La distancia con aquel hijo que había imaginado fue, con los años, suavizándose. “En algún momento las cosas empiezan a resultar”, sigue ella.
“En algún momento él dejó de ser sólo el hijo que yo había soñado y se volvió Luqui. Un chico que es reo y todos lo quieren, y sus hermanas lo buscan, y los amigos se alegran con sus logros, lo desafían. Y hay algo que vas armando con esas miradas de afuera también: esa mirada que no tuviste vos de entrada cuando armaste a tu hijo”.
El secreto
Luca tenía 13 años cuando su papá, que es publicitario, hizo un corto con él que ganó todos los premios posibles: premios en Cannes, premios en New York.
“Un corto muy hermoso, muy publicitario, habla del vínculo de un papá con su hijo con síndrome de down”, cuenta ella, que no sale en el video.
“Y lo que pasó fue que mientras al padre de Luqui le llegaban todas las felicitaciones a mí me llegaban otros mensajes. Mamás de bebés con síndrome de down que me decían ‘qué lindo, pero a mí no me pasa eso, todavía veo a mi hijo y no lo reconozco, no puedo ni levantarlo de la cuna alegremente. Lo mismo que había sentido yo”.
Los mensajes llegaban a modo de confesiones, de murmullos. “Recuerdo a una mamá que me buscó en una muestra y me llevó lejos del resto para contarme lo que sentía en secreto. Todo el tiempo una tiene el peso de esa mirada, de ‘¿cómo vas a decir eso?’”, explica y recuerda un ejemplo de su vida.

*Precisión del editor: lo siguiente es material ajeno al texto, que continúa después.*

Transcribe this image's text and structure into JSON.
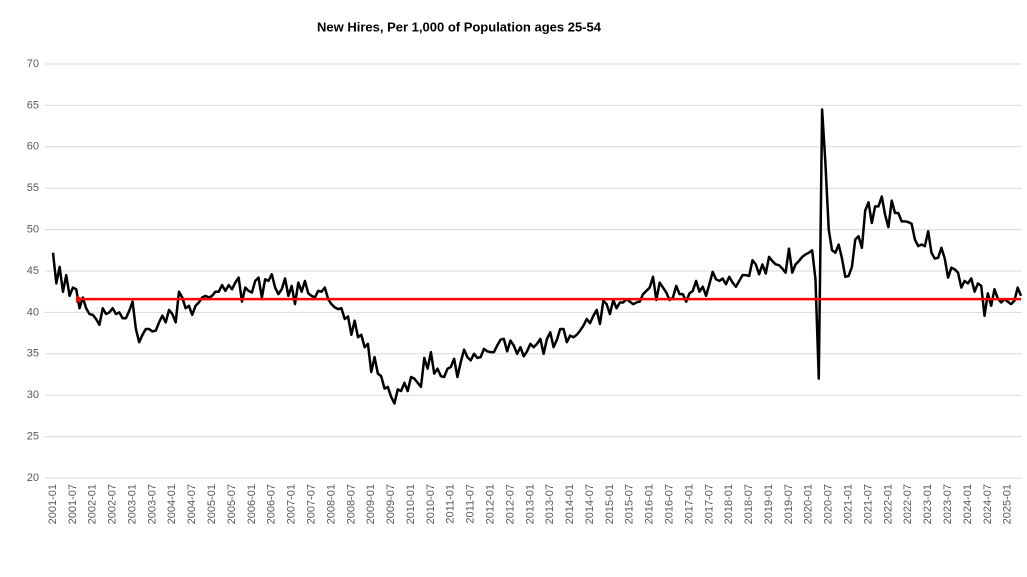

“Yo contaba en la terapia a la que íbamos con mi ex esposo: ‘Cada vez que me levanto, corro muy despacito la sábana del moisés y espero que haya sido una pesadilla y encontrarme con otro bebé. Y recuerdo la mirada de él, como diciendo ‘sos un monstruo, se supone que sos la madre’. Claro, yo me hacía cargo así, él se desmayaba”.
Es por todo eso y por no encontrarse nunca en los discursos de “las mamás especiales” que Gabriela escribió con crudeza. “¿Por qué conté todos estos pensamientos horribles? Creo que habría que dejar de juzgarlos”, opina. “Yo no me imagino este presente sin haber sentido todo eso, me agradezco haberlo sentido”.
No tragarse nada de todo aquello no sólo le sirvió a ella: “También a Luqui, porque hubo muchos momentos en que se sintió molesto por el síndrome, por ejemplo, porque sus compañeros del colegio usaban un libro y él otro. Y se habló y se desarmó, el discurso de ‘todos somos iguales’ no le servía, porque no lo somos. Si lo vas desmenuzando en un momento deja de ser un monstruo”.
Luca tiene ahora 22 años, ya terminó el secundario. Hace poco, en unas vacaciones, Gabriela lo encontró mirando el mar, llorando. “Los dos teníamos la misma pregunta. ¿Y ahora qué sigue?”, se despide. Decía que quería ser fotógrafo, ahora que quiere ser escritor.
“¿La verdad? No sé qué sigue, porque todo el tiempo es volver a empezar. No sé qué sigue ni para él ni para mí como su mamá. Pero sus deseos ahora son suyos, ya no dependen del mío. Ya no es ‘lo mío’, lo que venga es juntos”.